Second, both EUS and NBI were useful to increase the diagnostic rate of FGM. According to the validity report for EUS for ectopic gastric mucosa lesions, endoscopic resection may be used in cases of duodenal ectopic gastric mucosa when EUS can verify that the tumor is localized in the third layer, which corresponds to the submucosa of the duodenal wall [3]. In this case, EUS results verified that the lesion was located in the mucosal layer and was demonstrated to be a heterogeneously hypoechoic mass with small anechoic areas (Fig. 1). A few reports have described the diagnostic value of NBI in duodenal endoscopy [5]. In the present case, using NBI, we ruled out duodenal tumor because of the absence of irregular microvessel and micromucosal patterns. Multiple biopsy results supported the NBI findings that the lesion was not malignant.
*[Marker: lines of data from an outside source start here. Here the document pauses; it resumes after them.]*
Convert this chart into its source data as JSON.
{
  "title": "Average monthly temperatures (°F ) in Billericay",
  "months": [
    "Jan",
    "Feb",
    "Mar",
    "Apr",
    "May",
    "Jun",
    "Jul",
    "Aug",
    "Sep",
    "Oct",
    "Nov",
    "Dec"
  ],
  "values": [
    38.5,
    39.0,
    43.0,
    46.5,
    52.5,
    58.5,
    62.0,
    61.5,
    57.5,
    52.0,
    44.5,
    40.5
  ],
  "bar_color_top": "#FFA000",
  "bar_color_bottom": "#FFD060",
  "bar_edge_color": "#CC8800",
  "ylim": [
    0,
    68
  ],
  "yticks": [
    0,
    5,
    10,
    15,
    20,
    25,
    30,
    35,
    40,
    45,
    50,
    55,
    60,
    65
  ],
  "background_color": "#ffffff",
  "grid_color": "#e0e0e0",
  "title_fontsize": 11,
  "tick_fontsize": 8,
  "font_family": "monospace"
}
In our case, although the lesion was diagnosed as benign, surgical resection was scheduled because of the relatively large size and unusual morphology of the lesion. We must concede that because the lesion was identified as benign, an observation period could have been an acceptable alternative. However, multiple factors led us to proceed with our chosen course of action, and valuable information was obtained.

Conclusions

FGM can present as a duodenal tumor for which both EUS and NBI are valuable diagnostic tools. FGM can present as a duodenal tumor with an atypical benign appearance, and this should be considered while treating patients in future. In fact, many occurrences may remain unrecognized and undetected. EUS and NBI are highly recommended to verify and diagnose FGM before resection is considered. Further reporting would be useful to support the evidence that the incidence of FGM may be higher than previously thought, resulting in undiagnosed and untreated cases.